До отлета у нас оставалось три свободных дня, и мы решили посвятить их знакомству с народной парагвайской музыкой, которая славится далеко за пределами Парагвая. Когда триста пятьдесят лет назад на этой земле появились первые испанские поселенцы и миссионеры-иезуиты, музыка индейцев гуарани ничем особенным не выделялась. Она была простой и монотонной, медленной и минорной. Миссионеры не только обратили гуарани в новую веру, но и познакомили их с европейскими музыкальными инструментами. Индейцы быстро и охотно научились ими пользоваться. Музыкальные от природы, они вскоре целиком отдались своему новому увлечению. Музыка стала их страстью. Восприняв тот или иной европейский танец — польку, галоп или вальс,— они привносили в него своеобразный ритм и в то же время какую-то южную негу. Индейцы стали изготовлять музыкальные инструменты сами. Гитару они оставили в прежнем виде, а из арфы сделали фактически новый инструмент — маленький и легкий. В отличие от европейской концертной арфы индейская модель не имеет педалей, поэтому на ней нельзя брать полутонов. Тем не менее этот инструмент обладает богатыми возможностями, и парагвайский арфист использует их с необыкновенным талантом. Он не только виртуозный исполнитель, но и неистощимый импровизатор. Его пальцы скользят по струнам, рождая захватывающее глиссандо и сохраняя при этом опьяняющий ритм. Я в свое время слышал некоторые записи парагвайских групп, приезжавших в Европу, и теперь мне хотелось непосредственно познакомиться с этой удивительной музыкой.
Один из самых известных в Парагвае мастеров музыкальных инструментов жил в нескольких милях от Асунсьона, в маленькой деревушке Лике. Мы отправились к нему. Его небольшой дом был окружен благоухающей апельсиновой рощей — типичная картина для этой плодородной и живописной части страны. Сам хозяин сидел на своей рабочей скамье и неторопливыми мягкими движениями, выдававшими искусного мастера, полировал какую-то деталь арфы. Позади него под крышей сарая расхаживали два ручных попугая, а в саду, на деревянной перекладине, сидел прирученный ястреб. Мы расположились под апельсиновыми деревьями, а жена мастера вынесла нам холодный мате. Пока напиток ходил по кругу, хозяин играл нам на гитаре, законченной им совсем недавно. С соседней фермы подошли два подростка и тоже взяли гитары. Целый час они играли и пели. Их неподражаемые голоса звучали сладостно и вместе с тем мужественно. В них безошибочно можно было узнать голоса истинных парагвайцев. Одна мелодия сменяла другую, полную чарующих ритмов и синкопов. Парагвайские мелодии нежны, в них нет характерной для музыки соседней Бразилии порывистости, почти грубой дикости, привнесенной негритянской частью населения: в Парагвае во все времена негров было очень мало. Потом гитару передали мне, и старик попросил исполнить «уна кансьон инглези». И я исполнил, показал все, на что был способен.
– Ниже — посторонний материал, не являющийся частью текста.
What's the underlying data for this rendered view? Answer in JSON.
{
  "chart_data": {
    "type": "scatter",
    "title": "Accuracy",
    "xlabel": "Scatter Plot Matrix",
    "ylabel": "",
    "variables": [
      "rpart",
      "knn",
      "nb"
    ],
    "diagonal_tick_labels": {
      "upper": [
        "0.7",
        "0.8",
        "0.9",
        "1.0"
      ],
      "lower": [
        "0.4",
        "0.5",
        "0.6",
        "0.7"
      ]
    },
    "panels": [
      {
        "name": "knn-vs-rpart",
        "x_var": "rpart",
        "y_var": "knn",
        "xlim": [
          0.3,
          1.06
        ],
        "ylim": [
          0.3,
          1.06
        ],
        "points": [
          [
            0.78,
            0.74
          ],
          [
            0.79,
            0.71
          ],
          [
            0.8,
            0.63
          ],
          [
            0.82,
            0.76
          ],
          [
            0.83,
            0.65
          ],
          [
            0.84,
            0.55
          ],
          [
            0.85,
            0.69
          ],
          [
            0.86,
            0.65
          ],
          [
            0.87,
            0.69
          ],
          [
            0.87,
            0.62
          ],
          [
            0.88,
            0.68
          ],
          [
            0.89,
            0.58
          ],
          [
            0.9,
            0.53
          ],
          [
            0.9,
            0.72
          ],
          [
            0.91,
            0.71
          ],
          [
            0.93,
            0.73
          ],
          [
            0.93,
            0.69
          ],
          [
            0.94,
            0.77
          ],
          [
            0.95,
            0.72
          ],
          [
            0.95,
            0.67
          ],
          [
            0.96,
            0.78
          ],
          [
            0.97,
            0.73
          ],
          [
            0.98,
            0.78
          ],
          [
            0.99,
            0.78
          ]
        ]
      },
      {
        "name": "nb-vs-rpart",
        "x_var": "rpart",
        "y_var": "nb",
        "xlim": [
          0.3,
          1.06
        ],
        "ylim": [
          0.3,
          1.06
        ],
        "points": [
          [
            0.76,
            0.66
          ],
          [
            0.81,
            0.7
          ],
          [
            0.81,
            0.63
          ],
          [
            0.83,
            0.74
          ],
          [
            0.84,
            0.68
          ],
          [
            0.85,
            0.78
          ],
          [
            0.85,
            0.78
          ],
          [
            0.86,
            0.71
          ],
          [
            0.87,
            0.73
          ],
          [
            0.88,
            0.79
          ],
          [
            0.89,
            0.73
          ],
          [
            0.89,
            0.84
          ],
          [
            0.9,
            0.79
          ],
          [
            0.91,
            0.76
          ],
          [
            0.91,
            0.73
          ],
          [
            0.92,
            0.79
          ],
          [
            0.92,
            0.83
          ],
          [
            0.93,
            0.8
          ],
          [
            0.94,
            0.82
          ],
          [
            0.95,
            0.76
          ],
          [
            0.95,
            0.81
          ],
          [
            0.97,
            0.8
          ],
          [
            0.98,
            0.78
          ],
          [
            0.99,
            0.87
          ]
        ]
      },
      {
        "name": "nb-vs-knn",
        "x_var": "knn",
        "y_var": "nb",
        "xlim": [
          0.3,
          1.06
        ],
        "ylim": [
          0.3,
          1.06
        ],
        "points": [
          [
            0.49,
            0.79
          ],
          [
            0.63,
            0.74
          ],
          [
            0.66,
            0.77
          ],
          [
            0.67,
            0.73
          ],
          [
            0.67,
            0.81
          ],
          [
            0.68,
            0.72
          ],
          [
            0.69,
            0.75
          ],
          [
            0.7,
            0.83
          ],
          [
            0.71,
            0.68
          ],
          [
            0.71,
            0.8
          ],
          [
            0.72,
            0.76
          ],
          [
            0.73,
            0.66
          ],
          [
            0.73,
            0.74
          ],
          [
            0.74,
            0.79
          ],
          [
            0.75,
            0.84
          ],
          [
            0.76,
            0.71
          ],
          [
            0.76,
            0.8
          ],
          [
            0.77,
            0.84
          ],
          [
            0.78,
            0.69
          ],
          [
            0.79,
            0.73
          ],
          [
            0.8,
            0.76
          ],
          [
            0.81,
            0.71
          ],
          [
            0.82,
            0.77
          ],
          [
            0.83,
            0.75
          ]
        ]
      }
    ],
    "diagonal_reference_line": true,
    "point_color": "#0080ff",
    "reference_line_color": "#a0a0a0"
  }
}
Гитара, оказавшаяся у меня в руках, была великолепно сработана и обладала богатой и сочной тональностью. Не в силах сдержать свое восхищение, я спросил в максимально тактичной форме, нельзя ли купить эту гитару.
— Нет-нет,— ответил старик с такой горячностью, что на мгновение я испугался, что оскорбил его.— Я не могу позволить вам взять эту гитару, она не очень хорошая. Я сделаю вам другую, особую, и вы будете петь, как птица.